Hi, I am unable to get my 891 router connected by EZVPN to an ASA to resolve DNS querys to the corporate DNS server.
It appears that the DNS queries are not being placed into the tunnel, but instead are using the outside address of the routers.
This leads me to believe that the command domain name-server interface vlan1 is not working.
ip address dhcp
no ip redirects
no ip unreachables
no ip proxy-arp
crypto ipsec client ezvpn xxxxxASA
description Home Network Inside
ip address 172.17.64.1 255.255.255.0
ip tcp adjust-mss 1452
crypto ipsec client ezvpn xxxxxASA inside
ip dns view default
domain name x.y.on.ca
domain name-server 220.127.116.11
domain name-server interface Vlan1
ip dns server
I can see by looking at the crypto map nothing is being encapsulated as a result of a name query.
It should be going into this crypto map
protected vrf: (none)
local ident (addr/mask/prot/port): (172.17.64.0/255.255.255.0/0/0)
remote ident (addr/mask/prot/port): (18.104.22.168/255.255.255.0/0/0)

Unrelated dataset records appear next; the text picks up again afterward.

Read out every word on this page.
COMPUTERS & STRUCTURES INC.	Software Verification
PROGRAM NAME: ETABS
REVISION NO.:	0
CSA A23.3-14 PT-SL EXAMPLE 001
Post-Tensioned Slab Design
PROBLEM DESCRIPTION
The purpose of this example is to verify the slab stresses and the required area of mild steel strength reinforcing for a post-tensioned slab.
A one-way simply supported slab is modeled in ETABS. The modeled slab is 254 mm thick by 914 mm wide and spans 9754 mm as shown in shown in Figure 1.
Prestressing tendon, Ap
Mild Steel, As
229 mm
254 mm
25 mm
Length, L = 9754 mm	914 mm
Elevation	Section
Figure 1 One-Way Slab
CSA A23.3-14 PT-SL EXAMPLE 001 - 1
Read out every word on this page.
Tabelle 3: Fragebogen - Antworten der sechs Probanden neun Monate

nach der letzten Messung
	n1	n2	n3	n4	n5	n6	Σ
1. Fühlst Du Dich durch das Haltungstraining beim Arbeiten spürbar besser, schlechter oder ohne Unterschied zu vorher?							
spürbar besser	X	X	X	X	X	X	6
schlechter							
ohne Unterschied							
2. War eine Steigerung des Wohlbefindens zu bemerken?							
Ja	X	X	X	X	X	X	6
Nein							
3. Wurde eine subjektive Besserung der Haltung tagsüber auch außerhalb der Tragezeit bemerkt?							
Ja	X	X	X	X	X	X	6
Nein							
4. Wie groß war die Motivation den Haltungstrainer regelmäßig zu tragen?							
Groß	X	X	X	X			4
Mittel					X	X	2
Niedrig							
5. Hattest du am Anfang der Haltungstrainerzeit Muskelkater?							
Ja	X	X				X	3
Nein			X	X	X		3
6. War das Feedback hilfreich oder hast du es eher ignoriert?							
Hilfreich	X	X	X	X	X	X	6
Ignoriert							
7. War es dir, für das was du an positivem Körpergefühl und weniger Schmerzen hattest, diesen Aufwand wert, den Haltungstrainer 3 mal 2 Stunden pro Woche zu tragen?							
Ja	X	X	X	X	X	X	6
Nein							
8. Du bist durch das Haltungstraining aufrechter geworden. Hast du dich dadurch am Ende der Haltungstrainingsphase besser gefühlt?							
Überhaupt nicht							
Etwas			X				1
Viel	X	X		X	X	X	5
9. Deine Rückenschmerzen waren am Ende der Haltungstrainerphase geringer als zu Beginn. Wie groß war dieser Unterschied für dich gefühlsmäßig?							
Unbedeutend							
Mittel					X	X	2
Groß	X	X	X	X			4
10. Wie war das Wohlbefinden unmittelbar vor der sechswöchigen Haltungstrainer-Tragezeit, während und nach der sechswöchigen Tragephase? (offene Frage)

but the count remains as below
#pkts encaps: 25, #pkts encrypt: 25, #pkts digest: 25
#pkts decaps: 25, #pkts decrypt: 25, #pkts verify: 25
with no other counter incrementing.
A ping or telnet from a device on 172.17.64.0 works fine and causes those counters to increment so the tunnel is working.
I can even ping from the router using the source opton on the ping command.

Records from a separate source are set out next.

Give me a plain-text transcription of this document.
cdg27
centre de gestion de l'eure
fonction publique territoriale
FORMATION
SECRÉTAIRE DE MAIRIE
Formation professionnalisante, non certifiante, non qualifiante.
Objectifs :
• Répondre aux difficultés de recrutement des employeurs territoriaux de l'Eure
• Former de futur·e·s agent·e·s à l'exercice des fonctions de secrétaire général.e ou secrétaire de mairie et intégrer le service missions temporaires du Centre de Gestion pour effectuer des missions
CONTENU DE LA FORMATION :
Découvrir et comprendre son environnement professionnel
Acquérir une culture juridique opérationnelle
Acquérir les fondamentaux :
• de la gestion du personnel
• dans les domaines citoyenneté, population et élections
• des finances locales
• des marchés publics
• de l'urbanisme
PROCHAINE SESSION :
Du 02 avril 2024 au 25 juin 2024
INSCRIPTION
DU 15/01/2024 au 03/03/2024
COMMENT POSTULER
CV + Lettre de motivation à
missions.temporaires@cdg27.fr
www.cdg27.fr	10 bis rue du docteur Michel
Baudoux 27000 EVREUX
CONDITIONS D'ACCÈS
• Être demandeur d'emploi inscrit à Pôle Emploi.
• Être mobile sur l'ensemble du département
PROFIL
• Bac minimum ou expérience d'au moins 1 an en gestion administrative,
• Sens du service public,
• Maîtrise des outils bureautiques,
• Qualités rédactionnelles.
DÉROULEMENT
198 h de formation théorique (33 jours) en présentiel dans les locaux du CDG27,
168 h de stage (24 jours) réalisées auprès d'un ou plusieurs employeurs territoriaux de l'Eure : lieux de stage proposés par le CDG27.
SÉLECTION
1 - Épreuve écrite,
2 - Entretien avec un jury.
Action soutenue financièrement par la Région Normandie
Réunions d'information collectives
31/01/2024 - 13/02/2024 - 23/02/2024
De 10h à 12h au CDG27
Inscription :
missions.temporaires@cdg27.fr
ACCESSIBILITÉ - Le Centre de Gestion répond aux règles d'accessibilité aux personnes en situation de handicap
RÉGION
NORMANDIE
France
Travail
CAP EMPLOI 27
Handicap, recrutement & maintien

Once in all my attempts to troubleshoot I got the name query to use the tunnel.
Any help is greatly appreciated.
I even tried
ip domain lookup source-interface Vlan1
but that does not work either.
Code is 15.2(4)M6.
debug ip packet 100 that permits 22.214.171.124 in both directions shows the packet going out from the Gi0 ip address.